Abstract:
The retrotrapezoid nucleus, RTN, regulates breathing in a CO2 and state-dependent manner. RTN neurons are glutamatergic and innervate principally the respiratory pattern generator; they regulate multiple aspects of breathing, including active expiration, and maintain breathing automaticity during non-REM sleep. RTN neurons encode arterial PCO2 /pH via cell-autonomous and paracrine mechanisms, and via input from other CO2-responsive neurons. In short, RTN neurons are a pivotal structure for breathing automaticity and arterial PCO2 homeostasis.
The carotid bodies stimulate the respiratory pattern generator directly and, indirectly, by activating RTN via a neuronal projection originating within the solitary tract nucleus. The indirect pathway operates under normo- or hypercapnic conditions; under respiratory alkalosis (e.g. hypoxia) RTN neurons are silent and the excitatory input from the carotid bodies is suppressed. Also, silencing RTN neurons optogenetically quickly triggers a compensatory increase in carotid body activity. Thus, in conscious mammals, breathing is subject to a dual and interdependent feedback regulation by chemoreceptors. Depending on the circumstance, the activity of the carotid bodies and that of RTN vary in the same or the opposite direction, producing additive or countervailing effects on breathing. These interactions are mediated either via changes in blood gases or by brainstem neuronal connections but their ultimate effect is invariably to minimize arterial PCO2 fluctuations.

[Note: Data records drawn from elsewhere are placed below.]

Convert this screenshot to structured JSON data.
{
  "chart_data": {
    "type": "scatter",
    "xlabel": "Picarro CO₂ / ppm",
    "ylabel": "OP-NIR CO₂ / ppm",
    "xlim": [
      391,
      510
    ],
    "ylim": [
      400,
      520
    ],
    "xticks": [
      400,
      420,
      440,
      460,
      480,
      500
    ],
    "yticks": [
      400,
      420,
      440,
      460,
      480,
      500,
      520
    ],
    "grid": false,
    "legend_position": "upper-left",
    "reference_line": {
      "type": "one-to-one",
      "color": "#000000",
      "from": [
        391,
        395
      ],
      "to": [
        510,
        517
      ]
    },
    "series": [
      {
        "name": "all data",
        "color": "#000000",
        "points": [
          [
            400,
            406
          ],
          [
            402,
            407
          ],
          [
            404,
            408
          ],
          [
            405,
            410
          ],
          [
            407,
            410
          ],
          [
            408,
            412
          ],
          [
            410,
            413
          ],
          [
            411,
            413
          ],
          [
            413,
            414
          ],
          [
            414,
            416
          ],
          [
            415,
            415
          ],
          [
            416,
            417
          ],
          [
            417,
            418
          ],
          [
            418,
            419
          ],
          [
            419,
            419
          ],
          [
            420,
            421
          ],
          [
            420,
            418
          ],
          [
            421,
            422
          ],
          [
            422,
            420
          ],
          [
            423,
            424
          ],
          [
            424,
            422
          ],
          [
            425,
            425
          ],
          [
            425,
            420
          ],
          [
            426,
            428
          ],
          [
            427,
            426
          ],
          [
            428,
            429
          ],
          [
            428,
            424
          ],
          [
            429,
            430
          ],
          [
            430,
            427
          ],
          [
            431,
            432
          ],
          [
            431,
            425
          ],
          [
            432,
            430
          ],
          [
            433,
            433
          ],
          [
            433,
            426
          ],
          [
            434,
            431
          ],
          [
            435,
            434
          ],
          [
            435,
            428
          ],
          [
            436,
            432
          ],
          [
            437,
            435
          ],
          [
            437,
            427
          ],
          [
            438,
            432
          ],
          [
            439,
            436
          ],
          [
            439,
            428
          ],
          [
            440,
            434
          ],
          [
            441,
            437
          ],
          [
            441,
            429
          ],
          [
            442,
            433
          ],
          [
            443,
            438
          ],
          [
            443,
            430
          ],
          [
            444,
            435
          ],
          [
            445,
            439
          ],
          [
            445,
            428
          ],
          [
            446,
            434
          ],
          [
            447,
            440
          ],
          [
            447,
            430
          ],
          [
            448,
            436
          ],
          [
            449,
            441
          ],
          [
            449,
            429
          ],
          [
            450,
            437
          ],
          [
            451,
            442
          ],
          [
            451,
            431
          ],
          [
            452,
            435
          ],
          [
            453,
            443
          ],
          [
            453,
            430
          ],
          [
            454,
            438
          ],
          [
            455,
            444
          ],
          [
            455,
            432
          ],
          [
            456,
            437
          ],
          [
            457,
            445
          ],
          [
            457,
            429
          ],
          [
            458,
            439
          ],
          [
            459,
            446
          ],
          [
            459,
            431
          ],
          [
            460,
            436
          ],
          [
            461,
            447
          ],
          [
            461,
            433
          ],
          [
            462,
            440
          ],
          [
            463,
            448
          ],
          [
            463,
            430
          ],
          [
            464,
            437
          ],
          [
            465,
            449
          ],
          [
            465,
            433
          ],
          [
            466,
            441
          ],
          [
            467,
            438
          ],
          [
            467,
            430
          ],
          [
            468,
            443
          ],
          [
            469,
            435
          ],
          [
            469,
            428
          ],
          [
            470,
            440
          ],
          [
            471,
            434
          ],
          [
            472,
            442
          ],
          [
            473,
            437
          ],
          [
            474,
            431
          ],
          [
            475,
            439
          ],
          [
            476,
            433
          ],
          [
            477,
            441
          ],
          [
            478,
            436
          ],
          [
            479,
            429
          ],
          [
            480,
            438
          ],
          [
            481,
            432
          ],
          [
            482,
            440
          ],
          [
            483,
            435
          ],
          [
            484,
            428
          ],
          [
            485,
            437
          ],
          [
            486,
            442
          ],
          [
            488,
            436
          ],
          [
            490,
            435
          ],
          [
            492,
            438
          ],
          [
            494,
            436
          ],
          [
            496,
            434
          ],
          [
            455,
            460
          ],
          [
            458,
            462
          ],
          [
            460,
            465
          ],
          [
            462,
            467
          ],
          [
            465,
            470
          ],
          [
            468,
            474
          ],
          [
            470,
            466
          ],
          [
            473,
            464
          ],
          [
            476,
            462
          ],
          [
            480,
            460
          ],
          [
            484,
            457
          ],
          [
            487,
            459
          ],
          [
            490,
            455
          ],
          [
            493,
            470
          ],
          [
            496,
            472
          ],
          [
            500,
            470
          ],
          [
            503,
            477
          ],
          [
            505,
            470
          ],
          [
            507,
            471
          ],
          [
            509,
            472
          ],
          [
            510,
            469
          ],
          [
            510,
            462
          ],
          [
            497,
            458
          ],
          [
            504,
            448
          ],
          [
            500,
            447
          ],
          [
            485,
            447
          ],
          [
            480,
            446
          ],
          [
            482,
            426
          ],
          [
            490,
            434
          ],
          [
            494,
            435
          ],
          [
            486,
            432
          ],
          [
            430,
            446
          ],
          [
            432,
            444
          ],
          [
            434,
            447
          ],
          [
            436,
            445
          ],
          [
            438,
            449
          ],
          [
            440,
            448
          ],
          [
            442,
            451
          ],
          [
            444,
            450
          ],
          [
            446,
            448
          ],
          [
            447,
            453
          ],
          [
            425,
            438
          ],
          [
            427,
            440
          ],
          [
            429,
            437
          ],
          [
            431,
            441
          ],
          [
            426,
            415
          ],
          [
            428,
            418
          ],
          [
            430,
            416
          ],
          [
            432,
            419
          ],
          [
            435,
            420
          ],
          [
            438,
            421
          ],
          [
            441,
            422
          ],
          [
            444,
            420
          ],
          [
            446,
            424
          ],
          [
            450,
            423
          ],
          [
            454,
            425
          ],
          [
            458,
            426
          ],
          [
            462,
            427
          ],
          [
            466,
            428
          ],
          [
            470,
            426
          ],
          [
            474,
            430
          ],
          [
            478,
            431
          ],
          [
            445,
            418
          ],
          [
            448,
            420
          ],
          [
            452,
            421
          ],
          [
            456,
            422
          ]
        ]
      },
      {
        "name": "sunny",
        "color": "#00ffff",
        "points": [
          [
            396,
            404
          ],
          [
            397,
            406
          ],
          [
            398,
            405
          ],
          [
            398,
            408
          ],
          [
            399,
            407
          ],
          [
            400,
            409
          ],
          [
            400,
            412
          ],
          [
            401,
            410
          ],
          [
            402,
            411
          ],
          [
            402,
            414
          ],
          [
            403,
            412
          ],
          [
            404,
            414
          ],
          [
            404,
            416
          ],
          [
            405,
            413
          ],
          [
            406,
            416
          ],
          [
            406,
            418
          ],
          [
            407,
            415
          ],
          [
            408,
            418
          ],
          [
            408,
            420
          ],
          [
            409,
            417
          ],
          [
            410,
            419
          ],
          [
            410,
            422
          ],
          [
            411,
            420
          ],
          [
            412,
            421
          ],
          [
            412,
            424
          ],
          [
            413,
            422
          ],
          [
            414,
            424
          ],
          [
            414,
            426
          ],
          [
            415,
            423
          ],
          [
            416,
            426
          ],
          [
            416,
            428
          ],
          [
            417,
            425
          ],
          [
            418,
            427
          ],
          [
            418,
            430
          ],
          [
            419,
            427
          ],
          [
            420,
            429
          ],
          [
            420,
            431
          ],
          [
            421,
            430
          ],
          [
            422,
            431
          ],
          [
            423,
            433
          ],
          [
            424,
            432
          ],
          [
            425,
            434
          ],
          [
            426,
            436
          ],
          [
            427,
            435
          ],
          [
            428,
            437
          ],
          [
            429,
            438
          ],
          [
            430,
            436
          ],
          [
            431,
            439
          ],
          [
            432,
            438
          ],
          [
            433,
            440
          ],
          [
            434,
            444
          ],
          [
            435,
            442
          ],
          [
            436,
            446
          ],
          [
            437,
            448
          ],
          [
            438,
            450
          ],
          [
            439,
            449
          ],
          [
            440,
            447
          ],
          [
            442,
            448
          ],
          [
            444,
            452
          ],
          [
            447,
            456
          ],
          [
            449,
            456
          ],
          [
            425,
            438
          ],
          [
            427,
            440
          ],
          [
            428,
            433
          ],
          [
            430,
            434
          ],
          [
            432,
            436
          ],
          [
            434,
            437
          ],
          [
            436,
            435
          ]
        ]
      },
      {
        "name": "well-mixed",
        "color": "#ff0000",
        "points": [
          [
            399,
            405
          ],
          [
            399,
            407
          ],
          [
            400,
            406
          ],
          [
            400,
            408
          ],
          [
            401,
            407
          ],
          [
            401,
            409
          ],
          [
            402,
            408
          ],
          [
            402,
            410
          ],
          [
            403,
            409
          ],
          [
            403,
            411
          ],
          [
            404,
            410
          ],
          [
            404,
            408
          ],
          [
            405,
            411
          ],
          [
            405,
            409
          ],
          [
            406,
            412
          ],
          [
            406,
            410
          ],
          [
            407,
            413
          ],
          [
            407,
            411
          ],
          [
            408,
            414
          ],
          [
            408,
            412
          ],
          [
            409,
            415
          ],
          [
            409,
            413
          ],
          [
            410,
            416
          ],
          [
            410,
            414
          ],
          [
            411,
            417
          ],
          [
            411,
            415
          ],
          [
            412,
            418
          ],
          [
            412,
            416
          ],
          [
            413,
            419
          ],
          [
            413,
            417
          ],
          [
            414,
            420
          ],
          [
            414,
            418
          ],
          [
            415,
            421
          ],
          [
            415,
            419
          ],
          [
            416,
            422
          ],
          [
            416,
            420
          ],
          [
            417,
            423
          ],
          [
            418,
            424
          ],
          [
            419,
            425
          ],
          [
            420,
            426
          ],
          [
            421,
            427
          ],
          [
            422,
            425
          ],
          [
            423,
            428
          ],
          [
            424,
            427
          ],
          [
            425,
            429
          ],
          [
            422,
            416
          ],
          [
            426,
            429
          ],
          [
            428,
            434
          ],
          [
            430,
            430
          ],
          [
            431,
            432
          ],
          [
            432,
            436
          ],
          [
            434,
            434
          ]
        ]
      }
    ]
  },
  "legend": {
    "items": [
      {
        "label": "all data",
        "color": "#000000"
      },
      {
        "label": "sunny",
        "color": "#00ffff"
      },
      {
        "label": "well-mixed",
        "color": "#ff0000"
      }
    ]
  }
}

We discuss the potential relevance of this dual chemoreceptor feedback to cardiorespiratory abnormalities present in diseases in which the carotid bodies are hyperactive at rest, e.g. essential hypertension, obstructive sleep apnea and heart failure.
Citation:
Guyenet, P. G., Bayliss, D. A., Stornetta, R. L., Kanbar, R., Shi, Y., Holloway, B. B., ... & Wenker, I. C. (2018). Interdependent feedback regulation of breathing by the carotid bodies and the retrotrapezoid nucleus. The Journal of physiology, 596(15), 3029-3042.